The exponent field uses a value of 1023 to represent 0 - larger values are positive, smaller ones are negative. So a value of 1023 in the exponent allows the rest of the significand field to be interpreted "as-is", i.e. - everything after the decimal point in the number.

Doing this makes UInt64.MaxValue map to ~1.999, which is almost 2 (and it will print as 2 if you use Console.WriteLine() on it without setting the number of digits to display). UInt64.MaxValue / 2 maps to 1.5, UInt64.MaxValue / 4 maps to 1.25.

Which is great except for the fact that there's an extra 1.0 on all of these values. Thankfully it looks like I can get rid of that by simply subtracting 1.0 from the final result. This appears to be working at first glance (UInt64.MaxValue / 4 now maps to 0.25).
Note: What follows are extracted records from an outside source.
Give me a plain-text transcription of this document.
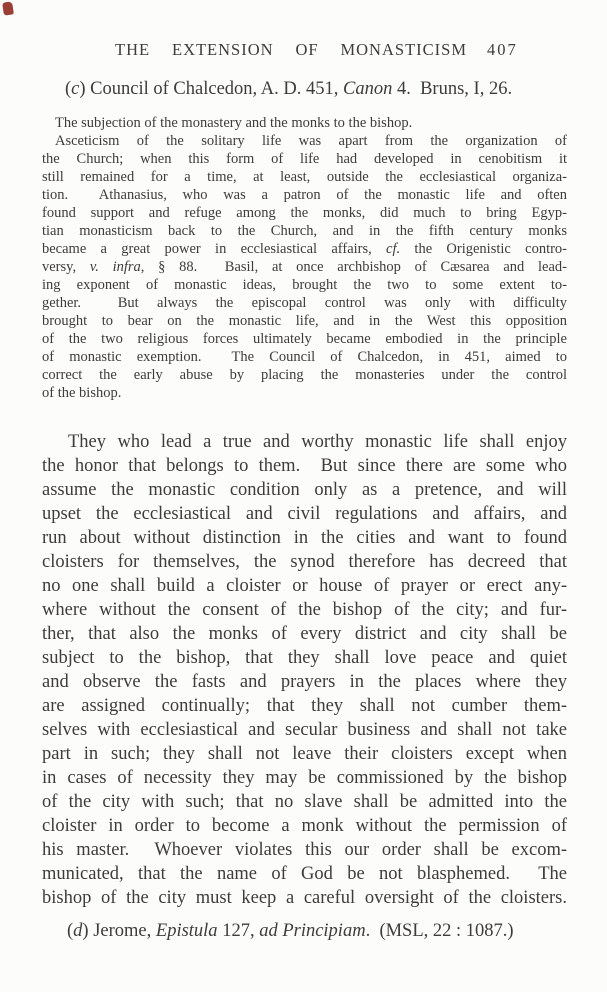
THE EXTENSION OF MONASTICISM 407
(c) Council of Chalcedon, A. D. 451, Canon 4.  Bruns, I, 26.
The subjection of the monastery and the monks to the bishop.
Asceticism of the solitary life was apart from the organization of
the Church; when this form of life had developed in cenobitism it
still remained for a time, at least, outside the ecclesiastical organiza-
tion.  Athanasius, who was a patron of the monastic life and often
found support and refuge among the monks, did much to bring Egyp-
tian monasticism back to the Church, and in the fifth century monks
became a great power in ecclesiastical affairs, cf. the Origenistic contro-
versy, v. infra, § 88.  Basil, at once archbishop of Cæsarea and lead-
ing exponent of monastic ideas, brought the two to some extent to-
gether.  But always the episcopal control was only with difficulty
brought to bear on the monastic life, and in the West this opposition
of the two religious forces ultimately became embodied in the principle
of monastic exemption.  The Council of Chalcedon, in 451, aimed to
correct the early abuse by placing the monasteries under the control
of the bishop.
They who lead a true and worthy monastic life shall enjoy
the honor that belongs to them.  But since there are some who
assume the monastic condition only as a pretence, and will
upset the ecclesiastical and civil regulations and affairs, and
run about without distinction in the cities and want to found
cloisters for themselves, the synod therefore has decreed that
no one shall build a cloister or house of prayer or erect any-
where without the consent of the bishop of the city; and fur-
ther, that also the monks of every district and city shall be
subject to the bishop, that they shall love peace and quiet
and observe the fasts and prayers in the places where they
are assigned continually; that they shall not cumber them-
selves with ecclesiastical and secular business and shall not take
part in such; they shall not leave their cloisters except when
in cases of necessity they may be commissioned by the bishop
of the city with such; that no slave shall be admitted into the
cloister in order to become a monk without the permission of
his master.  Whoever violates this our order shall be excom-
municated, that the name of God be not blasphemed.  The
bishop of the city must keep a careful oversight of the cloisters.
(d) Jerome, Epistula 127, ad Principiam.  (MSL, 22 : 1087.)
I'm not sure if this will cause errors with smaller values, but hopefully it won't.

The final I-think-it's-working code is:

public static double DoubleFromRand(ulong rand) {
    ulong resultUL = rand >> 12;
    resultUL += ((ulong)1023 << 52);
    return BitConverter.ToDouble(BitConverter.GetBytes(resultUL), 0) - 1.0;
}

Note that this mess is probably not portable across all processors - according to Wikipedia (where I got all my info about IEEE754 floating-point math), some CPUs do really weird things with endianness when working with floating-point numbers, so depending on your CPU, this may give you seriously scrambled results. But so far, on my particular 64-bit ARM CPU, this seems to work.